58jc

By 58jc

Sunrise through Aimee's window

Since being retired I don't often see the sunrise, but I was making a cup of tea around 7.30 this morning and the sky looked beautiful.  I went into Aimee's room and said good morning to her and opened the window to the view.  Still chilly though.  I wasn't in a rush to get up and re-watched the funeral films and also decided to watch the funeral which James had downloaded and sent to me.  I wanted to hear my Brother's Eulogy again and No.2 and JC's tribute, I was sobbing and so sad.  Strange but it seems like a necessary validation of grief - if you are not crying and just getting on with life you are not sad and grieving ??  But I know this is not true and grief comes in many ways and life has to go on - you can't just hide and give up?  I miss Aimee every single day.

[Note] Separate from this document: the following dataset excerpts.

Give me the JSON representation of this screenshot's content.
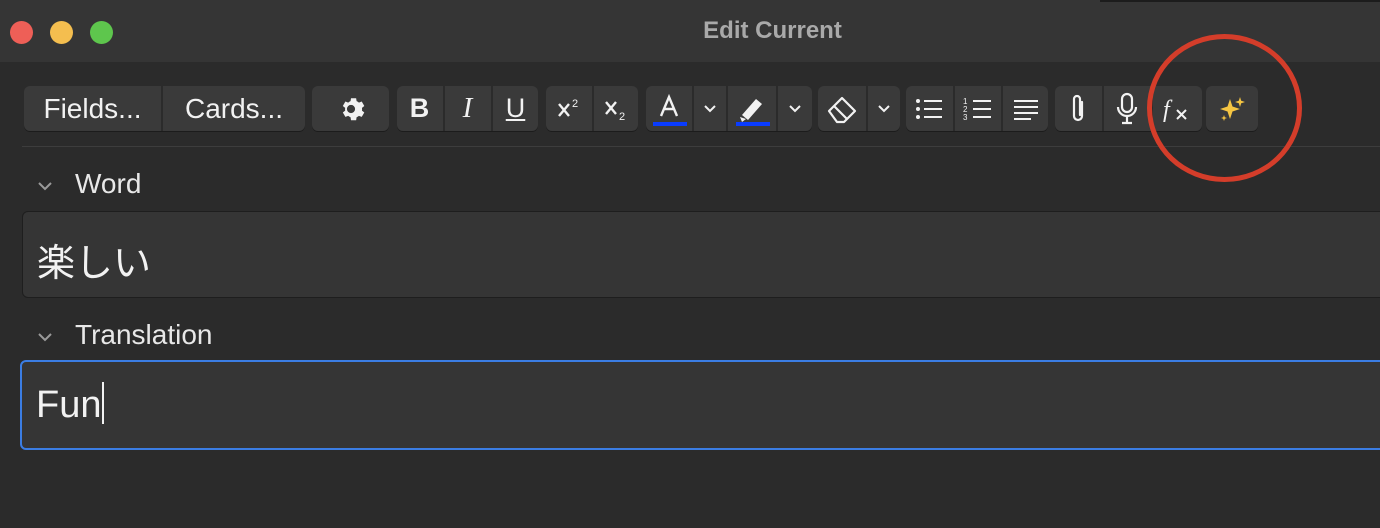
{
  "window": {
    "title": "Edit Current"
  },
  "toolbar": {
    "fields_label": "Fields...",
    "cards_label": "Cards...",
    "bold_label": "B",
    "italic_label": "I",
    "underline_label": "U",
    "text_color": "#0a3cff",
    "highlight_color": "#0a3cff"
  },
  "fields": [
    {
      "label": "Word",
      "value": "楽しい"
    },
    {
      "label": "Translation",
      "value": "Fun"
    }
  ],
  "colors": {
    "accent": "#3b7de3",
    "annotation": "#d43d2a"
  }
}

OH played golf and I took myself off for a long walk listening to a couple of podcasts.  Home for a shower and determined to do OH's tax return.  Why is nothing straightforward?!  I logged on, but the Govt. Gateway information wasn't correct.........long story short, I realised that the amazing Google was defaulting to my log in despite me over typing it?  Two phone calls to HMRC and 40 minutes later I was advised to download another browser and log in from Firefox ......it worked and return only took a short while and was a good result - £150 tax return due!!